I am deploying a Pytorch model to a Dataflow streaming pipeline for ML Inference. The workers on the pipeline are mounted with a GPU to accelerate the inference. Essentially, dataflow in this case, creates one python process per core on the worker (in my case 16 cores so 16 python processes) and loads the model to the GPU.
In some events, this loading process gets stuck and does not really recover (unclear why this happens but my best guess is some sort of deadlock).

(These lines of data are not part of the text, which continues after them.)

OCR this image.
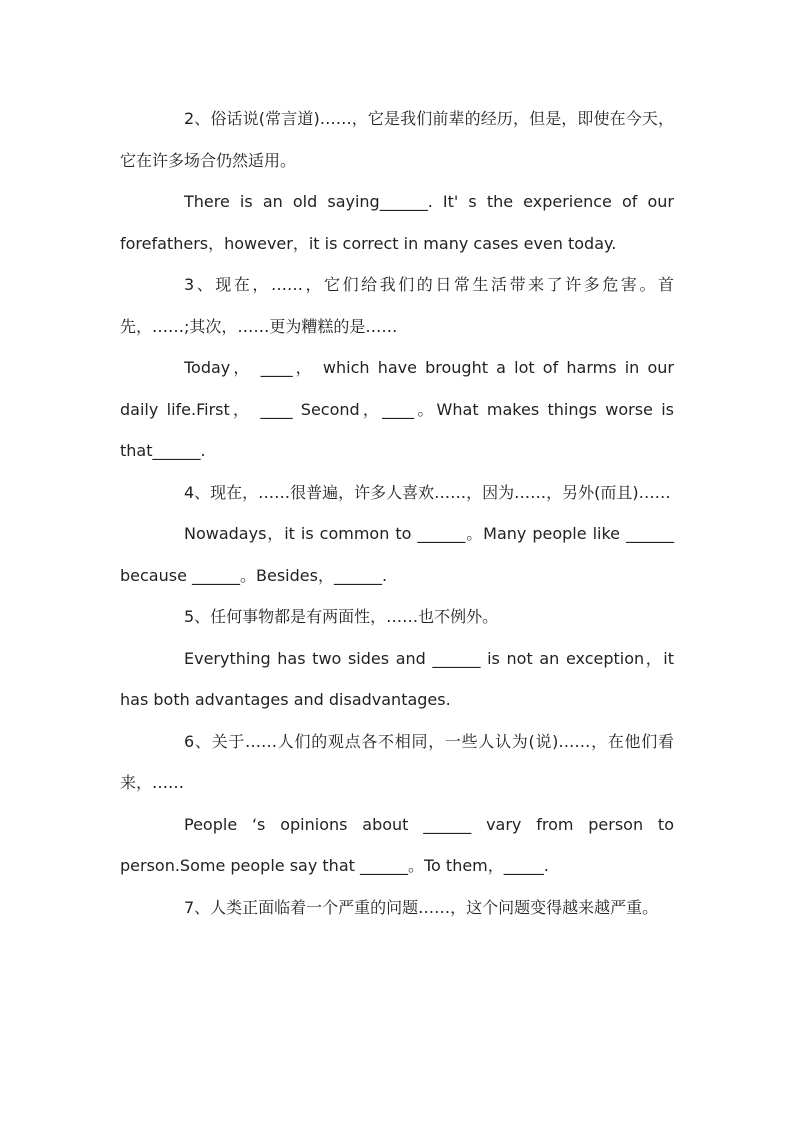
2、俗话说(常言道)……，它是我们前辈的经历，但是，即使在今天，它在许多场合仍然适用。

There is an old saying______. It' s the experience of our forefathers，however，it is correct in many cases even today.

3、现在，……，它们给我们的日常生活带来了许多危害。首先，……;其次，……更为糟糕的是……

Today， ____， which have brought a lot of harms in our daily life.First， ____ Second，____。What makes things worse is that______.

4、现在，……很普遍，许多人喜欢……，因为……，另外(而且)……

Nowadays，it is common to ______。Many people like ______ because ______。Besides，______.

5、任何事物都是有两面性，……也不例外。

Everything has two sides and ______ is not an exception，it has both advantages and disadvantages.

6、关于……人们的观点各不相同，一些人认为(说)……，在他们看来，……

People ‘s opinions about ______ vary from person to person.Some people say that ______。To them，_____.

7、人类正面临着一个严重的问题……，这个问题变得越来越严重。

In this case, I’m trying to implement a timeout to pre-empt this so it can try again or at least prevent the pipeline from getting stuck. Is there a sane way of doing this?
This is the solution I’ve tried:
pool = ProcessPoolExecutor(max_workers=1)
logging.info(f"Loading model with timeout as {timeout} seconds.")
start = time.time()
future = pool.submit(load_func)
try:
model = future.result(timeout=timeout)
end = time.time()
except (TimeoutError, CancelledError) as e:
# Don't wait for the process to finish, otherwise it will hang if the process is stuck
logging.debug("Shutting down executor.")
pool.shutdown(wait=False)
logging.debug("Killing child processes.")
_kill_child_processes(os.getpid())
raise LoadModelTimeoutError(f"Model loading timed out after {timeout} seconds.") from e
logging.info(f"Model loaded in {end - start:.2f} seconds.")
return model
This seems to be problematic though because, AFAIK, you cannot kill the producing process (in this case the child process that generates the future) while the consuming process is trying to access it.